I personally haven't used meditation or yoga for stress (I mean, specifically to control my weight) - lack of sleep interfering with weight loss is my particular insight - but I've heard "meditative/relaxation exercises helps with weight loss". Here's Cortisol Connection: Tips on Managing Stress and Weight - "Many types of aerobic and anaerobic exercise have been shown to be effective interventions in reducing or managing stress. Some of the popular ‘mindful’ exercise programs such as yoga and Tai Chi (or Tai Chi Chaun) are also recommended for stress management. Meditation, progressive relaxation, deep breathing, and visualization are methods that can be effective in decreasing stress-induced symptoms."
posted by flex at 3:32 PM on May 28, 2012 [1 favorite]

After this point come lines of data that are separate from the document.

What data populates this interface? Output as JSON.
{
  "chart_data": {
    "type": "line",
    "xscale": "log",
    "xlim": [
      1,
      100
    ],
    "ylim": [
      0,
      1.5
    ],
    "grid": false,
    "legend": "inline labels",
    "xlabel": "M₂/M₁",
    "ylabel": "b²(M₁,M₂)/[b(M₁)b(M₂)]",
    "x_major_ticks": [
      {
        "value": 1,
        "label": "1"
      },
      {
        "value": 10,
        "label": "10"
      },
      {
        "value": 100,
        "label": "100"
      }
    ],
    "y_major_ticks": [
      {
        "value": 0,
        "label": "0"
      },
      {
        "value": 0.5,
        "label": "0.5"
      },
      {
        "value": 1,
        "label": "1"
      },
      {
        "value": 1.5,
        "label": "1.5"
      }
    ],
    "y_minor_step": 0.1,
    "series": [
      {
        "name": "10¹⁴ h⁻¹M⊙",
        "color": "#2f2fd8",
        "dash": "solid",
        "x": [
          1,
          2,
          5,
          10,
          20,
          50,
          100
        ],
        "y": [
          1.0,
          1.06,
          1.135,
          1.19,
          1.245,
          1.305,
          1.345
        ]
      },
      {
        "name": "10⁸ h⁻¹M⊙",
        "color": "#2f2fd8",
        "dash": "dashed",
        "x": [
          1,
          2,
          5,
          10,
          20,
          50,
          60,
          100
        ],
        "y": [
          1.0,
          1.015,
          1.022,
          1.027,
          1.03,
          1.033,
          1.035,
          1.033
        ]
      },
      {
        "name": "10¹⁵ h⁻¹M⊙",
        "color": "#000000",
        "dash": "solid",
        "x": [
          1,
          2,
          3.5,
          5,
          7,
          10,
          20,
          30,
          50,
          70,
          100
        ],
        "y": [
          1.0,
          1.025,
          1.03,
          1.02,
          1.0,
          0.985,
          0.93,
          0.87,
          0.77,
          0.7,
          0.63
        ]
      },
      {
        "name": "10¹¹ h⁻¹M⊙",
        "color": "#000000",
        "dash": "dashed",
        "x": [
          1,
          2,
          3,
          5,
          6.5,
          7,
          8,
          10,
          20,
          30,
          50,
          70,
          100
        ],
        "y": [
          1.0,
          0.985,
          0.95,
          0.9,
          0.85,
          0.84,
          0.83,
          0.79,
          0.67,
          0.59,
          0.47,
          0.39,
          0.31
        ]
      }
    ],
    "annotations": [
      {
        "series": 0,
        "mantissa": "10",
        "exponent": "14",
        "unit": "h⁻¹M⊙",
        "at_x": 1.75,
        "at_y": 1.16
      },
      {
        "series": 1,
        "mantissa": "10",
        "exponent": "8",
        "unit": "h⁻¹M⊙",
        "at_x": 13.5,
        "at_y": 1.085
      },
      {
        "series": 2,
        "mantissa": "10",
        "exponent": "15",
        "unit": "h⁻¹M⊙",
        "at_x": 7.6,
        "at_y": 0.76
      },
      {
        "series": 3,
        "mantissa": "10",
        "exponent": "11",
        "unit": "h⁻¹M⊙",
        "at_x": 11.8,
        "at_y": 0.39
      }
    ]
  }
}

I'm in the middle of dealing with this myself.

First, I went in for my physical last month, and found that my weight is on a steady climb, though I exercise regularly and watch my diet.

The flip side is that I've been in a mind-numbing job for the past two years that stresses me out, and I don't sleep terribly well as a result.

The doc told me that the stress could be a big factor. He has also scheduled me for a sleep study, because sleep apnea could contribute to the problem.